Papa Francesco vuole un’Europa unita, un’Europa “in cui essere migrante non sia delitto bensì un invito a un maggior impegno con la dignità di tutto l’essere umano”. Sono le parole di Bergoglio che è tornato sulla questione dei profughi, con un appello sentito, rivolto ai Paesi membri che, nell’ultimo periodo, hanno alzato muri piuttosto che mostrarsi solidali con il prossimo in difficoltà. “Sogno un’Europa che promuove e tutela i diritti di ciascuno, senza dimenticare i doveri verso tutti.
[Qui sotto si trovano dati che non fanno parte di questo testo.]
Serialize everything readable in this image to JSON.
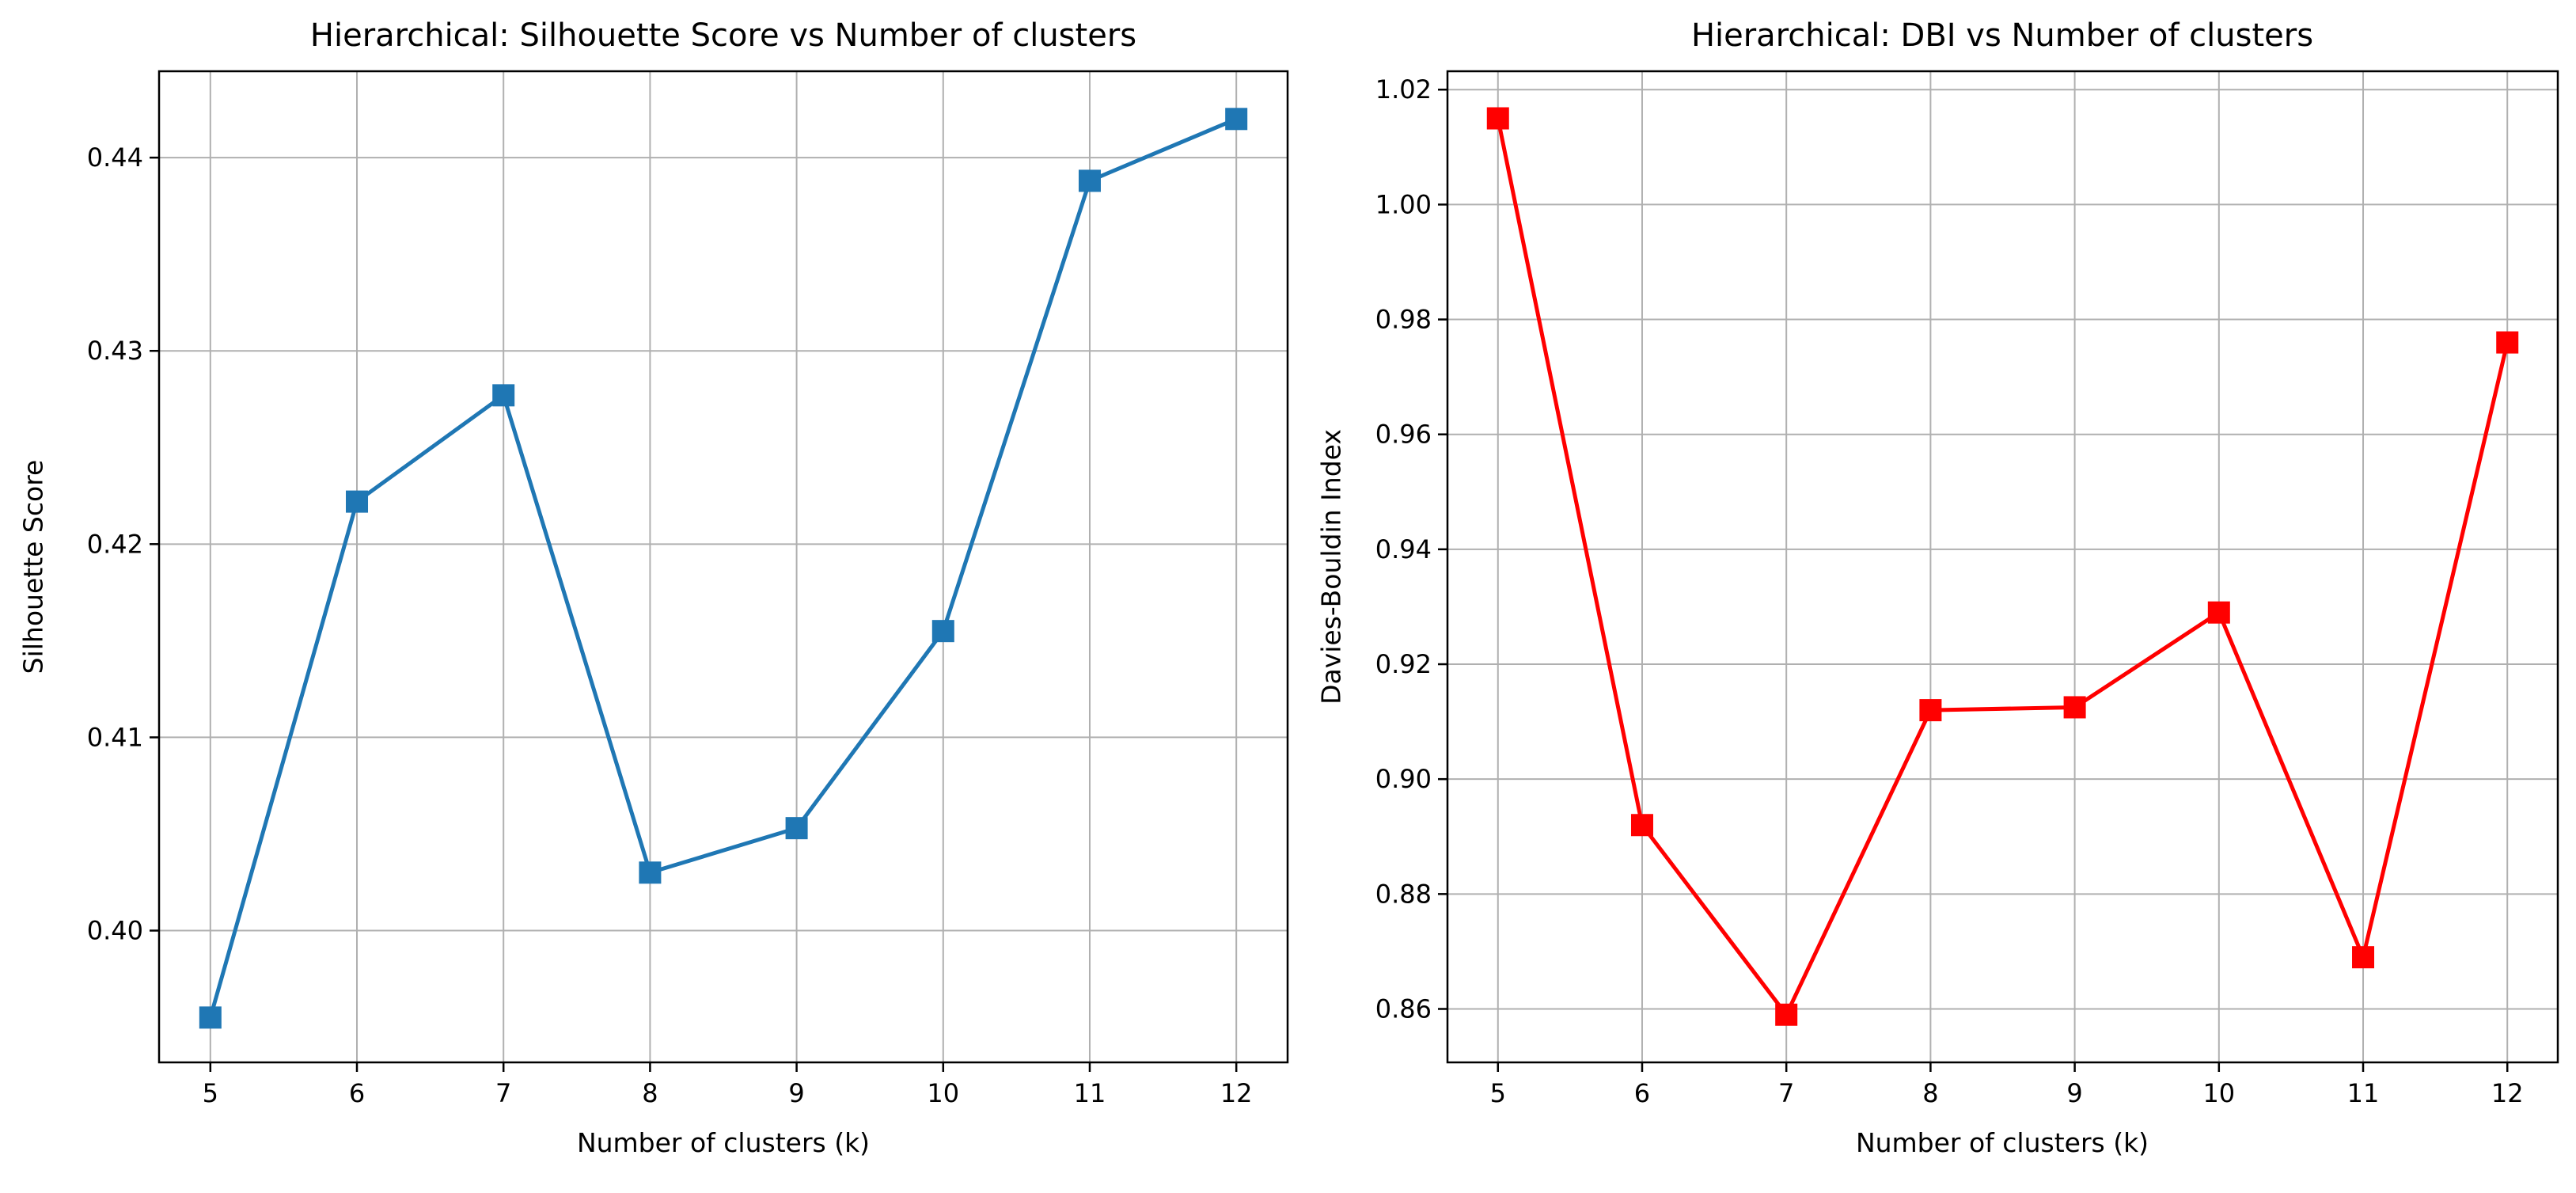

Sogno un’Europa di cui non si possa dire che il suo impegno per i diritti umani è stata la sua ultima utopia”. L’occasione per lanciare un nuovo grido di umanità Bergoglio l’ha avuta ricevendo il Premio Internazionale Carlo Magno 2016 per “il suo straordinario impegno – come si legge nella motivazione – in favore della pace, della comprensione e della misericordia in una società europea di valori”. Prima di lui soltanto un altro Pontefice, san Giovanni Paolo II nel 2004, aveva ricevuto il prestigioso riconoscimento della città di Aquisgrana. Bergoglio, che già da cardinale rifiutava tutti i premi, ha deciso di fare un’eccezione per offrire il riconoscimento per l’Europa con un omaggio ai padri fondatori e in particolare a Robert Schuman, Alcide De Gasperi e Konrad Adenauer. Alla cerimonia in Vaticano erano presenti anche i tre presidenti delle istituzioni europee, Martin Schulz, Jean-Claude Juncker e Donald Tusk.
Bergoglio ha ricordato antichi ideali ormai, “spenti, e noi figli di quel sogno siamo tentati di cedere ai nostri egoismi, guardando al proprio utile e pensando di costruire recinti particolari”. È giunta l’ora, ha detto il Papa, che l’Europa si risvegli. “A tal fine ci farà bene evocare i padri fondatori dell’Europa. Seppero cercare strade alternative, innovative in un contesto segnato dalle ferite della guerra. Essi osarono cercare soluzioni multilaterali ai problemi che poco a poco diventavano comuni. I progetti dei padri fondatori, araldi della pace e profeti dell’avvenire, non sono superati: ispirano, oggi più che mai, a costruire ponti e abbattere muri. Sembrano esprimere un accorato invito a non accontentarsi di ritocchi cosmetici o di compromessi tortuosi per correggere qualche trattato, ma a porre coraggiosamente basi nuove, fortemente radicate”.
PROFUGHI E LAVORO – Al centro del discorso del Papa il dramma dei profughi, come detto, cuore del suo pontificato con i viaggi a Lampedusa e a Lesbo. Ma Bergoglio ha affrontato anche il tema della mancanza del lavoro, soprattutto per i giovani: “Come possiamo fare partecipi i nostri giovani di questa costruzione quando li priviamo di lavoro; di lavori degni che permettano loro di svilupparsi per mezzo delle loro mani, della loro intelligenza e delle loro energie? Come pretendiamo di riconoscere a essi il valore di protagonisti, quando gli indici di disoccupazione e sottoccupazione di milioni di giovani europei sono in aumento? Come evitare di perdere i nostri giovani, che finiscono per andarsene altrove in cerca di ideali e senso di appartenenza perché qui, nella loro terra, non sappiamo offrire loro opportunità e valori? La giusta distribuzione dei frutti della terra e del lavoro umano non è mera filantropia. È un dovere morale”. Per questo “se vogliamo pensare le nostre società in un modo diverso, abbiamo bisogno di creare posti di lavoro dignitoso e ben remunerato, specialmente per i nostri giovani”. Per Francesco, infatti, “oggi ci urge poter realizzare ‘coalizioni’ non più solamente militari o economiche ma culturali, educative, filosofiche, religiose. Coalizioni che mettano in evidenza che, dietro molti conflitti, è spesso in gioco il potere di gruppi economici. Coalizioni capaci di difendere il popolo dall’essere utilizzato per fini impropri”.